How do we interpret this situation with only a small percentage of the wealthiest Americans having obtained riches through real estate, even though real estate has long been in a bull market? Assuming that the Forbes list is accurate (and I would guess that it is, because the magazine has been tracking America's wealthiest for many years, presumably refining their ranking and fact-gathering methodology along the way), I suspect that some combination of the following behind-the-scenes factors could be at work:
a. "Old" Asset: Real estate has been around forever (well, at least since European settlers introduced the concept of land ownership on American soil--or stole land from the American Indians, to phrase what happened another way).
b. Low Volatility: Being a "mature" asset, real estate tends to rise in value over time but has much lower volatility than individual stock prices, making it that much more difficult to amass a real estate super-fortune during a lifetime.
c. Generational Wealth Dispersion: With inheritance laws and generational wealth dispersion effects, highly concentrated wealth tends to remain in families only a few generations. Children of the rich tend not to be as financially successful as their more entrepreneurial parent(s), just as the children of the tallest people tend not to become as tall as their parents (a type of mean reversion phenomenon is at work here). One example of this effect is how the late Sam Walton's estate (Wal-Mart) has been divided five ways between his wife and children, who will likely divvy it up further among their children, without any one child or grandchild ever succeeding in realizing long-run returns comparable to founder Sam's.
d. Derivative Wealth: Real estate tends to benefit from wealth creation in other areas but has little to no intrinsic value per se (i.e., how much is dirt worth?). For example, so many of the real estate billionaires live in the Bay area and New York because their wealth is derived from property appreciation driven by wealth creation in the technology (Silicon Valley) and financial (Wall Street) sectors.

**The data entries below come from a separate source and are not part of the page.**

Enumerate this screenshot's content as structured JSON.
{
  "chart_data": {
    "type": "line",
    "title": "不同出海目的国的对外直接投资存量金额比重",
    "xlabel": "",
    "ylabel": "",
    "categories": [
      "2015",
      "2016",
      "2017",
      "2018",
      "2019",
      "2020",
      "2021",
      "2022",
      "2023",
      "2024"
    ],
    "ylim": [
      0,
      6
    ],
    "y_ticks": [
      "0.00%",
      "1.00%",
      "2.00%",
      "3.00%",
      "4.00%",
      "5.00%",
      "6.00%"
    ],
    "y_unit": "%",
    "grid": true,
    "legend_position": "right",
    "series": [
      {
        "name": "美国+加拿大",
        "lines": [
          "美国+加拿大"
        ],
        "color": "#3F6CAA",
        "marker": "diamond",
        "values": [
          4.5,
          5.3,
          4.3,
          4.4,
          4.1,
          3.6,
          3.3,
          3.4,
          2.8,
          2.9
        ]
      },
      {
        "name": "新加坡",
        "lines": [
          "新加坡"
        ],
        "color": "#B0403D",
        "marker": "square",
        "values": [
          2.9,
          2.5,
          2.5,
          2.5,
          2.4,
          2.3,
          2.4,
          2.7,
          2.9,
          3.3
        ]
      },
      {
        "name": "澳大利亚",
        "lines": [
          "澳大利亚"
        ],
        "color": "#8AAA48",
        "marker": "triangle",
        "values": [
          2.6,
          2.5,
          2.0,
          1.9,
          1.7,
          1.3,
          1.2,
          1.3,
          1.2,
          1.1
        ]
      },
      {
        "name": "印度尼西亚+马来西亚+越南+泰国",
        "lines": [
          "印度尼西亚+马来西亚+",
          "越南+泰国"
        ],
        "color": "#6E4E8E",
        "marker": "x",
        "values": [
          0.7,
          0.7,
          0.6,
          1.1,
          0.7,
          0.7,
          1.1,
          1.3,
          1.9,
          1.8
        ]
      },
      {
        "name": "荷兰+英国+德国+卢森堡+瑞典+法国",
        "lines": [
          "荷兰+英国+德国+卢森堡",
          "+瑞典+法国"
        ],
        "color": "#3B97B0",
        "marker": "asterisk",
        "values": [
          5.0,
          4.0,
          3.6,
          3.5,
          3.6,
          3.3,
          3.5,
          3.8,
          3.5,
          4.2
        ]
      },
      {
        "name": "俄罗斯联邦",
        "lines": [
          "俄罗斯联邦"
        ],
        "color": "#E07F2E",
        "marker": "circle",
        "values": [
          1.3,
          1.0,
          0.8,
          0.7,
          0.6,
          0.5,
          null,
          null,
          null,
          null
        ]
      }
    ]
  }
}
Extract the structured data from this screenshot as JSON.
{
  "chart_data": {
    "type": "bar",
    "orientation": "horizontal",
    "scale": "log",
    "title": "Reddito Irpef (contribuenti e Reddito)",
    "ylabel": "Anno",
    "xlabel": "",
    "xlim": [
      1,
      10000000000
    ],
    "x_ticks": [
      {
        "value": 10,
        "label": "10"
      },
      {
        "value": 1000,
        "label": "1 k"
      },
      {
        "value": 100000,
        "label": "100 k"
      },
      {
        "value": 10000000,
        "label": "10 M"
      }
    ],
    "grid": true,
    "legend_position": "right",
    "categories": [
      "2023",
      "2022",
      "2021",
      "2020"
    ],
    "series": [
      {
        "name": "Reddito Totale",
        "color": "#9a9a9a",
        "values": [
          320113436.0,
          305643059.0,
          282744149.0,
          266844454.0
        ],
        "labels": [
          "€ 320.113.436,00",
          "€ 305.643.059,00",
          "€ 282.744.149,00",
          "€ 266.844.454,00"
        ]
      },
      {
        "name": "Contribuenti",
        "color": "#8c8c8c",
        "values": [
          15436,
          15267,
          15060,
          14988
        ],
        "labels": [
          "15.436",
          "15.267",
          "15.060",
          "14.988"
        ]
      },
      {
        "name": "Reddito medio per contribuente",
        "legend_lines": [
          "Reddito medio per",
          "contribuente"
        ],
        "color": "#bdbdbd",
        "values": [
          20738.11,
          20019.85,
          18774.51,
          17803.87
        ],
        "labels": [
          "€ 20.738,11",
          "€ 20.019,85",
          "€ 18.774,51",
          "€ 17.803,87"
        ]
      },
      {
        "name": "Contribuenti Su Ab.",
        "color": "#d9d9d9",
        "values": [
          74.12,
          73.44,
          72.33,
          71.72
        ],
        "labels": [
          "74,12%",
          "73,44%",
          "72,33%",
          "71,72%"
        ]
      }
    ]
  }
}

The result is fragmented ownership of a low volatility, old asset. Compared to concentrated ownership of relatively new companies in the hands of their founder-entrepreneurs--think Microsoft (Bill Gates, Paul Allen), Dell (Michael Dell) and Oracle (Larry Ellison), or more recently, eBay (Pierre Omidyar) and Amazon (Jeff Bezos), or even more recently, Google (Sergey Brin, Larry Page)--it is much harder for an investor to make a colossal amount of "quick money" in real estate.
So, yes, there is money in real estate. However, it seems unlikely that real estate magnates will ever (at least under the present form of American capitalism with its breadth of entrepreneurial opportunities in the manufacturing and service sectors) occupy more than 5% (or maybe 10%) of the top slots among the wealthiest people in America or the world. Instead, real estate will probably continue to "derive" wealth from other high growth areas such as technology, producing plenty of rich landlords but very few, if any, of the incredibly super-rich.